I've been suggesting self-consistency as a way to scale compute against accuracy. Turns out it doesn't work and there are better ways.
Way too many useful things in this frankly underrated paper I wish I read sooner👇
The first is about self-consistency, which is just running models at high temperature and looking for consensus among the results.
The argument the paper makes against it has an extra link, but here it is:
1. Deductive paths with Chain of Thought in them are more likely to have a correct answer.
2. Answers from CoT paths often don't represent the predominant answer among potential paths, which means they're more likely to be wrong.
Live and learn I guess - but what excites me about this, is the next thing.
I'd always imagined LLMs as needing CoT prompts to elicit answers, and that you could finetune in responding with CoT tokens.
Turns out that's not always true. Even at the first token, CoT paths usually exist - and it makes sense at larger model sizes. However,
They usually don't if you pick the most probable token. My longstanding guess is that users prefer LLMs and humans that answer immediately without prevaricating.

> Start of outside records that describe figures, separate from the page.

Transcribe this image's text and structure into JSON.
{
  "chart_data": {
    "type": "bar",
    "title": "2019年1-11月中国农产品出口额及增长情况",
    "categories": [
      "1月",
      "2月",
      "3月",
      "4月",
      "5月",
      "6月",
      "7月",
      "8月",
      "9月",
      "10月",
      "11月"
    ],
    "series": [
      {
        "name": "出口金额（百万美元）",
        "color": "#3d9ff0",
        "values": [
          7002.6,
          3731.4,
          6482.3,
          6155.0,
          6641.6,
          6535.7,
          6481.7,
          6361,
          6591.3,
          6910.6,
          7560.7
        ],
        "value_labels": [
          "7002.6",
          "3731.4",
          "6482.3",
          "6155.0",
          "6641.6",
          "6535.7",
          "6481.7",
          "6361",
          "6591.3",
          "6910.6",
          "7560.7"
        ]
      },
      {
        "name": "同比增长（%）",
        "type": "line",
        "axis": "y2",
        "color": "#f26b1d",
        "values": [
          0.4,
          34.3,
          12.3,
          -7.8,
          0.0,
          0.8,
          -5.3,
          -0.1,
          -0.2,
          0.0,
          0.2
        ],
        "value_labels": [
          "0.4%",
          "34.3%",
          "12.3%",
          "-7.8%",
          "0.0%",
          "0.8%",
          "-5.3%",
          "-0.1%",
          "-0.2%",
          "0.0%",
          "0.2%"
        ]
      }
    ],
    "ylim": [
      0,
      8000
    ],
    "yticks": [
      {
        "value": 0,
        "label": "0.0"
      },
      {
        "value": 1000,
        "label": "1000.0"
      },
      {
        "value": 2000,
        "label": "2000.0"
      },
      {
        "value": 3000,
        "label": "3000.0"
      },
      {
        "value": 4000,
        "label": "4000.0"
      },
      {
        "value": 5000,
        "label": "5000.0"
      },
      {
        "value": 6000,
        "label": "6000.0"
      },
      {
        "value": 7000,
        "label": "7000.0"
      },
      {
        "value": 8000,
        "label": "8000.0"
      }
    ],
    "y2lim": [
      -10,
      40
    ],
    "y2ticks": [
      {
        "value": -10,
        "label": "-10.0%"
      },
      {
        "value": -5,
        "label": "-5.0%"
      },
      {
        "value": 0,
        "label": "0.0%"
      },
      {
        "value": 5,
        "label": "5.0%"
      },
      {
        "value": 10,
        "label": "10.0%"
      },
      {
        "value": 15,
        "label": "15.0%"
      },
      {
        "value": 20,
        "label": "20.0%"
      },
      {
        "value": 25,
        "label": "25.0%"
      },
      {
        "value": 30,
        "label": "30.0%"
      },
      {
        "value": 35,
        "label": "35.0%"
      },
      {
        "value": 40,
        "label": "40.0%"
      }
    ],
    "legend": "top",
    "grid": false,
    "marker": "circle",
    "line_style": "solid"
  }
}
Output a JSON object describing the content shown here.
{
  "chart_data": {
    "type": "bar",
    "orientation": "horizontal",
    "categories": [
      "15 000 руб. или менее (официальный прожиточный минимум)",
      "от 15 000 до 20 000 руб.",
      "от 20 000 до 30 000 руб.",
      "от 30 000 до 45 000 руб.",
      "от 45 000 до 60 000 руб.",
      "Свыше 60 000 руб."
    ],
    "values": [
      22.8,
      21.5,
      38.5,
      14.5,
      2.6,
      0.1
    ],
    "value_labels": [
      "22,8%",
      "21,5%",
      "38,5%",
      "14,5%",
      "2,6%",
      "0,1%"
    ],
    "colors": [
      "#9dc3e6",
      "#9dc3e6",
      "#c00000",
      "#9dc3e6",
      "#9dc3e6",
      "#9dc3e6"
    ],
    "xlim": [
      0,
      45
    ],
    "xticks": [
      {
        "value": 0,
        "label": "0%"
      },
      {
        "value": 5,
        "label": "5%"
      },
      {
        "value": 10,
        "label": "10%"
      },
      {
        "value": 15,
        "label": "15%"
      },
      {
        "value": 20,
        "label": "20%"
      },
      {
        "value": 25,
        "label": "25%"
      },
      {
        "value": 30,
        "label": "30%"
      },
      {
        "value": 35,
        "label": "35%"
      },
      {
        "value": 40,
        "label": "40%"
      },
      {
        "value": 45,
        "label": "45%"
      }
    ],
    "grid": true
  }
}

I've found myself trying to answer quickly instead of wanting to think through a problem.
The improvements (as much as benchmarks are hard to believe these days) make a lot of sense.
What's also amazing is that with CoT, models are more confident about their answers in the token probability. How does it work?
Simple - at the very first token, they run through n parallel paths of decreasing probability. They extract the answer from each, then pick the answer with the highest total confidence value.
This is also a good way to test intrinsic reasoning capabilities (since the prompting is just Q: A:) across models and tasks.
The performance improvement also sticks around, even when you add chain-of-thought prompting 🤯
There are a few things useful to sampling-based approaches here. The first is that early branching (and diversity) in token selection is significantly better than later on. This is different from Entropix, which (in my limited understanding) don't vary temp much against length.
The intrinsic CoT paths also reveals things about models in their base state.
For one, models tend to do math left to right instead of the correct order.
Tey find paths harder the more steps there are or as tasks become more complex. State tracking becomes especially hard.
They also suggest that CoT prompting in a lot of cases just causes the model to 'mimic' the suggestion in the prompt - which can be good and bad depending on what you're trying to do.